The USD/CHF pair edged higher through the early European session on Friday and is currently placed near two-week tops, around mid-0.9700s.
Following the previous session's brief pause, the pair managed to regain some positive traction on the last trading day of the week and was looking to build on its recent steady recovery from multi-month lows set on December 31st.
Upside seems limited ahead of NFP
The prevailing risk-on mood, supported by the de-escalation of geopolitical tensions in the Middle East and optimism over the US-China phase-one trade deal, weighed on the Swiss franc's safe-haven status and remained supportive.
It is worth recalling that the prospect of an imminent war between the US and Iran ebbed on Wednesday after the US President Donald Trump signalled that there will be no further military action against the Islamic Republic.

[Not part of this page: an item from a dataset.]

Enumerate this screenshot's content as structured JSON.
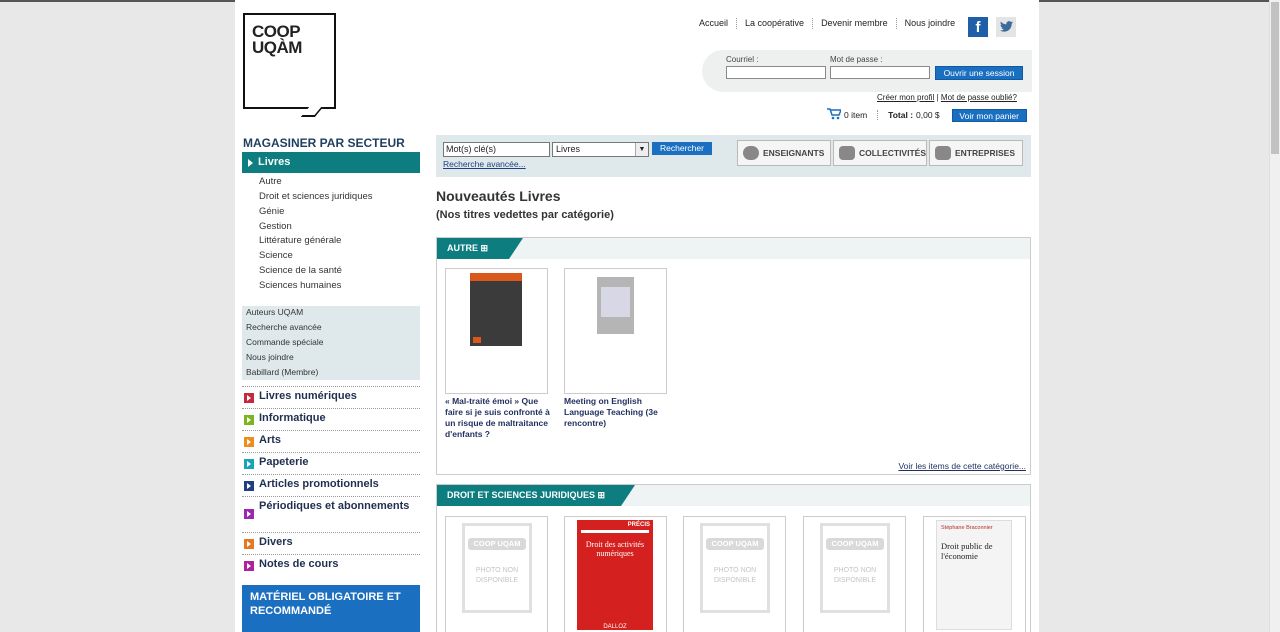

This coupled with some follow-through US dollar appreciation collaborated to the pair's positive tone. However, a modest weakness in the US Treasury bond yields might turn out to be the only factor capping gains for the USD.
Moreover, investors' reluctance to place any aggressive bets ahead of the closely watched US monthly jobs report (NFP) might further collaborate towards keeping a lid on any runaway rally for the major, at least for the time being.